Parents besieged Government Science Secondary School, Kankara, Katsina State, after terrorists abducted over 300 school children in the school in December 2021.
The killings have negatively affected education in the states. In January 2022, report shows how parents withdrew their children from schools in Kaduna and Niger states because of insecurity.
In Zamfara state, it was also reported in October 2022 how 30 schools remained shut after one year. The government had opened 45 of the 75 schools it shut after a year.
Challenges such as these are part of the reasons Nigeria has 20 million out-of-school children, the highest number globally.
Hundreds of the nation’s security and paramilitary forces fighting to dislodge terrorists and other criminals also died. For instance, it is reported that 2,140 soldiers, police officers and others were killed during the former president’s tenure.

Insecurity took different forms under Buhari across the geo-political zones. Though he inherited the menace, many Nigerians believe the situation worsened during his tenure against their expectation that he would contain it as a retired military General and a former Head of State.
Banditry and kidnapping reigned in the North-west and North-central and there were still pockets of insurgency in the North-east as of 2022.

‘Unknown gunmen’ tool charge of the South-east, killing people and grounding businesses, while ritual killings surged in the South-west with the attendant human toll.

But there has been relative peace in the South-south where agitators for resource control had wreaked havoc in the past.
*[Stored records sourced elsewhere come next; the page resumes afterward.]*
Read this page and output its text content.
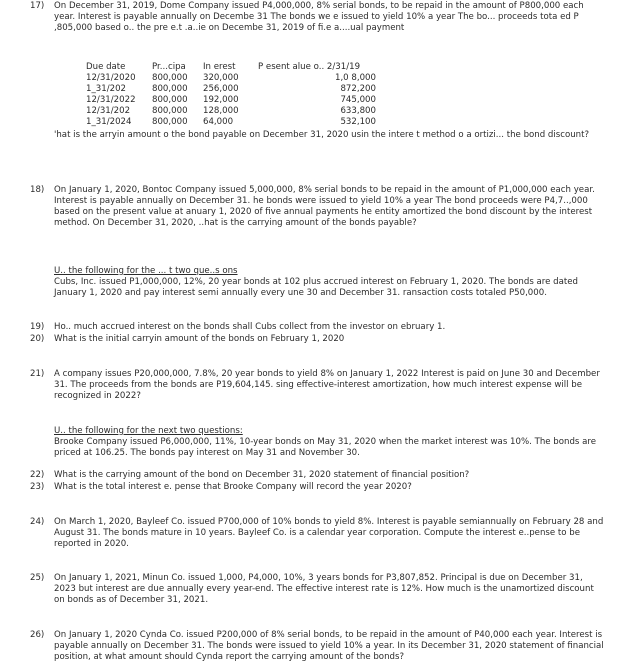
17) On December 31, 2019, Dome Company issued P4,000,000, 8% serial bonds, to be repaid in the amount of P800,000 each year. Interest is payable annually on Decembe 31 The bonds we e issued to yield 10% a year The bo... proceeds tota ed P ,805,000 based o.. the pre e.t .a..ie on Decembe 31, 2019 of fi.e a....ual payment

Due date	Pr...cipa In erest	P esent alue o.. 2/31/19
12/31/2020 800,000 320,000	1,0 8,000
1_31/202	800,000 256,000	872,200
12/31/2022 800,000 192,000	745,000
12/31/202	800,000 128,000	633,800
1_31/2024 800,000 64,000	532,100

'hat is the arryin amount o the bond payable on December 31, 2020 usin the intere t method o a ortizi... the bond discount?

18) On January 1, 2020, Bontoc Company issued 5,000,000, 8% serial bonds to be repaid in the amount of P1,000,000 each year. Interest is payable annually on December 31. he bonds were issued to yield 10% a year The bond proceeds were P4,7..,000 based on the present value at anuary 1, 2020 of five annual payments he entity amortized the bond discount by the interest method. On December 31, 2020, ..hat is the carrying amount of the bonds payable?

U.. the following for the ... t two que..s ons

Cubs, Inc. issued P1,000,000, 12%, 20 year bonds at 102 plus accrued interest on February 1, 2020. The bonds are dated January 1, 2020 and pay interest semi annually every une 30 and December 31. ransaction costs totaled P50,000.

19) Ho.. much accrued interest on the bonds shall Cubs collect from the investor on ebruary 1.

20) What is the initial carryin amount of the bonds on February 1, 2020

21) A company issues P20,000,000, 7.8%, 20 year bonds to yield 8% on January 1, 2022 Interest is paid on June 30 and December 31. The proceeds from the bonds are P19,604,145. sing effective-interest amortization, how much interest expense will be recognized in 2022?

U.. the following for the next two questions:

Brooke Company issued P6,000,000, 11%, 10-year bonds on May 31, 2020 when the market interest was 10%. The bonds are priced at 106.25. The bonds pay interest on May 31 and November 30.

22) What is the carrying amount of the bond on December 31, 2020 statement of financial position?

23) What is the total interest e. pense that Brooke Company will record the year 2020?

24) On March 1, 2020, Bayleef Co. issued P700,000 of 10% bonds to yield 8%. Interest is payable semiannually on February 28 and August 31. The bonds mature in 10 years. Bayleef Co. is a calendar year corporation. Compute the interest e..pense to be reported in 2020.

25) On January 1, 2021, Minun Co. issued 1,000, P4,000, 10%, 3 years bonds for P3,807,852. Principal is due on December 31, 2023 but interest are due annually every year-end. The effective interest rate is 12%. How much is the unamortized discount on bonds as of December 31, 2021.

26) On January 1, 2020 Cynda Co. issued P200,000 of 8% serial bonds, to be repaid in the amount of P40,000 each year. Interest is payable annually on December 31. The bonds were issued to yield 10% a year. In its December 31, 2020 statement of financial position, at what amount should Cynda report the carrying amount of the bonds?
The region has been largely peaceful because of the federal government’s empowerment programmes for the repentant militants. Ex-militants also secured juicy contracts from the Buhari government to monitor oil infrastructures.

In 2022, terrorists attacked 18 correctional centres and released inmates, including other terrorists across Nigeria, under the president’s watch.
In July 2022, suspected insurgents attacked the Presidential Guards Brigade in the nation’s capital, a situation that forced the National Assembly to threaten to impeach him.

Buhari recorded significant success in containing insurgency in North-east, but insecurity festers in other parts of Nigeria
He inherited a nation blanketed by terrorist attacks, especially in three North-east states of Borno, Yobe and Adamawa.
In addition to the three states, the terrorists attacked Kano. They also struck the United Nations building in Abuja on August 27, 2011 and another barrage by the group consumed the Police Headquarters in the nation’s capital on July 16, 2012 killing many people, while many fires that erupted from the attack destroyed many assets.

The last major insurgent attack in Nigeria occurred around the Lake Chad region in March, where more than 30 civilians reportedly died.
But Buhari has arguably contained insurgency by the terrorist groups, Boko Haram and Islamic West Africa Province (ISWAP), even if other forms of heinous criminality that consume lives have festered across the country.

As Buhari handed over to Bola Tinubu on May 29, parents of Chibok schoolgirls who are yet to have their children back from captivity are hopeless and sadder about how President Buhari has failed to make good his vow to rescue their children from their captors.